Têm, por esse motivo, nascido “clínicas de detox” um pouco por todo o mundo ocidental. Em modo português suave surgiu este ano a Offline House, espaço de reflexão e diversão, onde tecnologia fica à porta: telemóveis, tablets, computadores… Pelo menos essa é a proposta de Rita Gomes e Bárbara Miranda, as responsáveis pela unidade hoteleira em Aljezur, procurada tanto por portugueses como estrangeiros, sobretudo na casa dos 30 (mas também por alguns pais com vontade de desintoxicar as crias), em busca do contacto com a natureza e com outros seres humanos em direto e sem o filtro de um ecrã.

“Propomos uma série de atividades como ioga, música, surf, jantares conjuntos”, explicam. Antes dos clientes entrarem oferecem uma espécie de manual para que eles se sintam mais seguros e a família saiba onde se encontram. “Sugerimos, por exemplo, que as pessoas coloquem uma mensagem nas redes sociais para que os amigos conheçam o seu paradeiro e saibam como nos contactar em qualquer emergência,” dizem. “De forma geral só no primeiro dia é que se denotam ansiedades, mas com o passar do tempo reparamos que vão lendo mais livros e convivendo mais uns com os outros”.

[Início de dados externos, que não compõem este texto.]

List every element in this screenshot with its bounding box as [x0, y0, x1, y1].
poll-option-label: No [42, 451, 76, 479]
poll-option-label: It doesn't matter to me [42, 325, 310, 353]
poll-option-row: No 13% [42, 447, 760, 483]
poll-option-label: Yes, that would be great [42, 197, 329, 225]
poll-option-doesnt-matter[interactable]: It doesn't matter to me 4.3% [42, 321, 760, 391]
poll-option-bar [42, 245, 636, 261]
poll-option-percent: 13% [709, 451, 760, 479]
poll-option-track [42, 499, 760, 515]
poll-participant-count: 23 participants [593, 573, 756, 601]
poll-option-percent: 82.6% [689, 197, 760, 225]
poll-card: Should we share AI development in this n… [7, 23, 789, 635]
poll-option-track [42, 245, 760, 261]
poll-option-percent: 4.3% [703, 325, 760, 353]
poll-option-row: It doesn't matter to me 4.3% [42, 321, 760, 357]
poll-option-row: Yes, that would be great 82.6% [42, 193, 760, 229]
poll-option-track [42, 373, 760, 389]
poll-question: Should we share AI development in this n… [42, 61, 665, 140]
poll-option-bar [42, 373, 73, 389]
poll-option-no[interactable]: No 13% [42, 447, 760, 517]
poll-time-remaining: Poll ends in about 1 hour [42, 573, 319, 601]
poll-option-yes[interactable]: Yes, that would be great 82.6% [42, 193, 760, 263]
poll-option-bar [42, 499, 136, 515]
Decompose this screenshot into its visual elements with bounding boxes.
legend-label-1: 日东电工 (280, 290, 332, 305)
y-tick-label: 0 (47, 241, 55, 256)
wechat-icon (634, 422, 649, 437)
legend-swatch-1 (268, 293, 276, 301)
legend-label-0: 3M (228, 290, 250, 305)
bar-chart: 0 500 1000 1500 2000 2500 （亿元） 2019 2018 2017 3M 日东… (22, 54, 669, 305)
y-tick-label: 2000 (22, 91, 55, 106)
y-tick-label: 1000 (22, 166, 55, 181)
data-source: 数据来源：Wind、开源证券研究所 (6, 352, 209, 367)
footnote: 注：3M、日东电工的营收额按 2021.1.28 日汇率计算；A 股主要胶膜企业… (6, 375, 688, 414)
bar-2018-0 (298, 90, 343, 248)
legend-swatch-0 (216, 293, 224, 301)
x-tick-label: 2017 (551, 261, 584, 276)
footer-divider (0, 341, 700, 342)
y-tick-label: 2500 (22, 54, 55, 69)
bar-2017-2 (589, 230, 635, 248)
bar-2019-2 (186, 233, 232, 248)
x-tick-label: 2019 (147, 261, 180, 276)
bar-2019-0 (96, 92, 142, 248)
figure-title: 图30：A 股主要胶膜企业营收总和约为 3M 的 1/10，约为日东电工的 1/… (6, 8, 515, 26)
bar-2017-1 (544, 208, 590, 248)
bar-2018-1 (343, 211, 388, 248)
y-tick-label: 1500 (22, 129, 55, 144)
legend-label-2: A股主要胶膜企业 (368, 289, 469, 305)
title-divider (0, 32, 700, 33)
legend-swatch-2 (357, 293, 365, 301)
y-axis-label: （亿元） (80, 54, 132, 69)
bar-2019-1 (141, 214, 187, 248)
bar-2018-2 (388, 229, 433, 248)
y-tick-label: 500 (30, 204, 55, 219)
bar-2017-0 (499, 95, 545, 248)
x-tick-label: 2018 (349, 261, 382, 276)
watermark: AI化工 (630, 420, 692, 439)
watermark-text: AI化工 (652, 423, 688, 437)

Talvez não seja alheio a esse apaziguamento o facto de a oxitocina, hormona chave para a felicidade, ser libertada quando se praticam desportos, dançamos e abraçamos alguém.
“Não somos radicais”, explicam Bárbara e Rita, “mas procuramos que as pessoas se tornem mais moderadas, especialmente no que toca às redes sociais e que aprendam depois das férias a desligar as notificações nos seus telemóveis e, à noite, a verificar menos vezes os e-mails – este tipo de atitude só lhes trará melhor qualidade de vida”.

Do digital ao real
Inês Matos, 33 anos, designer de comunicação a residir em Dusseldorf confirma-o: “Fui ao retiro durante quatro dias por achar piada ao conceito, e por não me sentir confortável no meu atual emprego, mas gostei tanto que acabei por ficar mais um dia”. De volta à Alemanha recusa-se a abrir o computador à noite com tanta frequência, sente-se mais calma e relaxada. As relações sociais ganharam vida. “Desliguei-me do Messenger e do Facebook; sentia-me sozinha, estava muito fechada e agarrava-me a estas ferramentas”, conta. Os amigos notam uma diferença grande – nunca para entre aulas de alemão, de ioga e os concertos a que vai.

Inês reaprendeu o prazer que é estar com os outros, jogar jogos de tabuleiro, arriscar aulas de surf, e como choveu na estada a “dedicar-se à introspeção”, conta. “Inicialmente achei assustador, mas acabou por ser bom. Pensei mais em mim e nas minhas necessidades, falámos sobre livros e sobre a vida. Até fiz amigos que já reencontrei na Alemanha. Quando saí no último dia, ao chegar ao carro, só conseguia chorar porque a partir daí teria que enfrentar a realidade”. Mas já lá vão uns meses e o seu quotidiano não para de melhorar. Em suma, como resumem Rita e Bárbara, “tudo está bem quando estamos bem e isso passa por não nos refugiarmos por detrás de um computador!”